Rapport de Médecins du Monde : À Gaza, la faim est utilisée comme arme de guerre

Dans un rapport alarmant publié aujourd'hui, Médecins du Monde constate qu'en seulement un an et demi, la malnutrition aiguë à Gaza a atteint des niveaux comparables à ceux observés dans les pays confrontés à des crises humanitaires prolongées, s'étalant sur plusieurs décennies. En cause, le siège imposé par les autorités israéliennes. Médecins du Monde demande aux États d'agir immédiatement pour éviter les morts liés à la malnutrition aigüe.
Au cours des dix derniers mois, Médecins du Monde a suivi l’évolution de la malnutrition aiguë chez les enfants et les femmes enceintes et allaitantes dans ses six centres de santé actifs dans la bande de Gaza assiégée. Ainsi en 2024, près d’un nourrisson de moins d’un an sur quatre et 19 % des femmes enceintes ou allaitantes ont été identifiés comme souffrant de malnutrition aiguë*.
- En novembre 2024, le taux de malnutrition aiguë chez les enfants a atteint 17 %, le niveau le plus élevé enregistré en 2024. Cette hausse coïncide avec la chute drastique du nombre de camions d’aide humanitaire autorisés à entrer dans l’enclave en octobre 2024. À titre de comparaison, en 2022, seuls 0,8 % des enfants de moins de cinq ans à Gaza souffraient de malnutrition aiguë selon l’OMS.

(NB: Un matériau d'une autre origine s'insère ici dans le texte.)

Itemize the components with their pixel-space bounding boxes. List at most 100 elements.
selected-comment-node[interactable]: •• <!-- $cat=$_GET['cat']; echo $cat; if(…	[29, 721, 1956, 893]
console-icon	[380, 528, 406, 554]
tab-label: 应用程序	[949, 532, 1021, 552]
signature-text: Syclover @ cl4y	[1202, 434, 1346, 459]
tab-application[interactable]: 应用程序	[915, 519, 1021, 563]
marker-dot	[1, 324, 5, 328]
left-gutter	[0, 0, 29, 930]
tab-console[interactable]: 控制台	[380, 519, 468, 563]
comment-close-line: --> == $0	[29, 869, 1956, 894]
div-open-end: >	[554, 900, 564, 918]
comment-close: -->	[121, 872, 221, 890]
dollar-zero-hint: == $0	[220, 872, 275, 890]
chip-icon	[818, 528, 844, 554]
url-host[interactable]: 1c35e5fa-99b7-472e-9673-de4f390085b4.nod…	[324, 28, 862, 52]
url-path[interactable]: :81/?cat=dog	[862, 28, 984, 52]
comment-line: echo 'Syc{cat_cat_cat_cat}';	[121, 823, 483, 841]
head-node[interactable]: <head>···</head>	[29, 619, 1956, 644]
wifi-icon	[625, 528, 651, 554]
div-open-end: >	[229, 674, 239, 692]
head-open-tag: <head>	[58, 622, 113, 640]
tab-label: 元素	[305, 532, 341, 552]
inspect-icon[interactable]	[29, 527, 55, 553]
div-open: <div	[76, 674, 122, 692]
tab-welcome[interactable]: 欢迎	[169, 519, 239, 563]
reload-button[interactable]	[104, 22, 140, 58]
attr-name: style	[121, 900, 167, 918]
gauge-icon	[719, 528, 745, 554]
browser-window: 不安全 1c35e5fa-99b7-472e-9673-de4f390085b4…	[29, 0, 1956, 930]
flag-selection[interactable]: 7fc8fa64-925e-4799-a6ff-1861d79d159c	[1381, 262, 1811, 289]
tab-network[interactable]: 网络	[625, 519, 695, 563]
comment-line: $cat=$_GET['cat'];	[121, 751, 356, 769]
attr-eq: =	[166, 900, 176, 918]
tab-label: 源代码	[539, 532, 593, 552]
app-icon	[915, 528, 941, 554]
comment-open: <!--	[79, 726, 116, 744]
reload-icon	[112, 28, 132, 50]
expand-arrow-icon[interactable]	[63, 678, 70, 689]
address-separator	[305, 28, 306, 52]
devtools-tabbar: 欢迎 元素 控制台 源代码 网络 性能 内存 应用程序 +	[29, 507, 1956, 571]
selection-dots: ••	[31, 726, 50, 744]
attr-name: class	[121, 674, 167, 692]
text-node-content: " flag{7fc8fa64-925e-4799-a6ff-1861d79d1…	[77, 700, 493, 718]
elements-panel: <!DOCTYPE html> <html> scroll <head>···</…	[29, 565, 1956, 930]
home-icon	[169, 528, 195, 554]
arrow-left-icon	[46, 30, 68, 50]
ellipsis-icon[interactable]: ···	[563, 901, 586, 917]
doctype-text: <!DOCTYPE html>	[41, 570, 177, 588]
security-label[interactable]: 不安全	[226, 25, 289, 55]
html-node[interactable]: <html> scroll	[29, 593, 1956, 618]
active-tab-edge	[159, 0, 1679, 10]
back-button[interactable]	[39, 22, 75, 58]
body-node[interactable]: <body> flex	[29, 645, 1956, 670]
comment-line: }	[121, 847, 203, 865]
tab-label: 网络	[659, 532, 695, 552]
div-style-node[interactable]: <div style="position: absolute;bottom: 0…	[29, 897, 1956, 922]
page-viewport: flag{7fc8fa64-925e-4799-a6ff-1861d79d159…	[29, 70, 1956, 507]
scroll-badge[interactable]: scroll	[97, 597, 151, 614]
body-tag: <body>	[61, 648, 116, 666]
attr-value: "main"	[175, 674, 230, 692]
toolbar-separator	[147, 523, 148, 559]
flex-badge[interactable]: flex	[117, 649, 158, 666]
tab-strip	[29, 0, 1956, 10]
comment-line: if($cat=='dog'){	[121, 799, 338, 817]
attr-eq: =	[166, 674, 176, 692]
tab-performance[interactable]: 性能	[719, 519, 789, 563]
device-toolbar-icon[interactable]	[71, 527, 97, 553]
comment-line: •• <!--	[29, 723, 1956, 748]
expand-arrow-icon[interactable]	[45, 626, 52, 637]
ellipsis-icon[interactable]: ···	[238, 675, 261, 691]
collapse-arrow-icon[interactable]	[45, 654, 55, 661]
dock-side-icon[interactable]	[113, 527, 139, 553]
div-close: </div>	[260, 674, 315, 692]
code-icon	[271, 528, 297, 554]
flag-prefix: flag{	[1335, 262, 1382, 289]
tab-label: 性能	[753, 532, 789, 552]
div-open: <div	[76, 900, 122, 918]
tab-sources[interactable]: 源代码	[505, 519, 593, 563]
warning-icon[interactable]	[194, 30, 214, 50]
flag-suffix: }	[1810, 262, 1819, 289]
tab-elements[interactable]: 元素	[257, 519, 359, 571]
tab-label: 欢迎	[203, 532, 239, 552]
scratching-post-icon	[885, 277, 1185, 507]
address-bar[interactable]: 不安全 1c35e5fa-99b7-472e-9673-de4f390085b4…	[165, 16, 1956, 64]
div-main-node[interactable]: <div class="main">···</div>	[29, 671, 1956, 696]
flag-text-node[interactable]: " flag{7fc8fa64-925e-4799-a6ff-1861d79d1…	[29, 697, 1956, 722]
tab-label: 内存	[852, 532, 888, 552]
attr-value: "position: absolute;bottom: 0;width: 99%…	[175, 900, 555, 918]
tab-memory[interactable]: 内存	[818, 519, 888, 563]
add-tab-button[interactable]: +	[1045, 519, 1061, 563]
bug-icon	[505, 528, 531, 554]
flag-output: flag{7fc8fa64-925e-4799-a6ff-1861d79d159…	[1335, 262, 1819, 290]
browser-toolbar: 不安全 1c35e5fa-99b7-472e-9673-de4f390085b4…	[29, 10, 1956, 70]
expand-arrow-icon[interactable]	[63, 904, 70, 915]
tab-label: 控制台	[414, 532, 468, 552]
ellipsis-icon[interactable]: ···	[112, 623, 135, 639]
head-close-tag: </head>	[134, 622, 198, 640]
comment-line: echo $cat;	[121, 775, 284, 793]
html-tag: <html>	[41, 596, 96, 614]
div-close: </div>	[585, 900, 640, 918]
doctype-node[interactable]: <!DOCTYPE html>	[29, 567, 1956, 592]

- La trêve entrée en vigueur le 19 janvier 2025 a permis la levée partielle des restrictions israéliennes et une augmentation de l’entrée des produits alimentaires. Dès lors, les taux de malnutrition aigüe chez les enfants ont fortement chuté, passant de 17% en novembre 2024 à 2,7% en février 2025.
- Ces progrès se sont très vite inversés avec le siège total de l’aide imposé depuis le 2 mars 2025, suivi de la reprise des hostilités par l’armée israélienne le 18 mars, en violation de l’accord de cessez-le-feu. En avril 2025, une femme enceinte ou allaitante sur cinq et près d’un enfant sur quatre examinés dans les centres de Médecins du Monde souffraient de malnutrition aiguë ou présentaient un risque élevé de malnutrition aiguë.
Après plus de 15 mois d’offensive militaire et de siège israélien sur Gaza, la malnutrition aiguë chez les enfants, les femmes enceintes et les femmes allaitantes signalée dans les gouvernorats de Deir Al Balah et de Khan Younes à Gaza atteignait des niveaux similaires à ceux du Yémen (environ 11,5 % en 2024 dans les cliniques soutenues par le réseau Médecins du Monde), un pays qui souffre depuis plus de dix ans de la guerre et qui figure parmi les pays les plus touchés par l’insécurité alimentaire dans le monde selon l’Unicef.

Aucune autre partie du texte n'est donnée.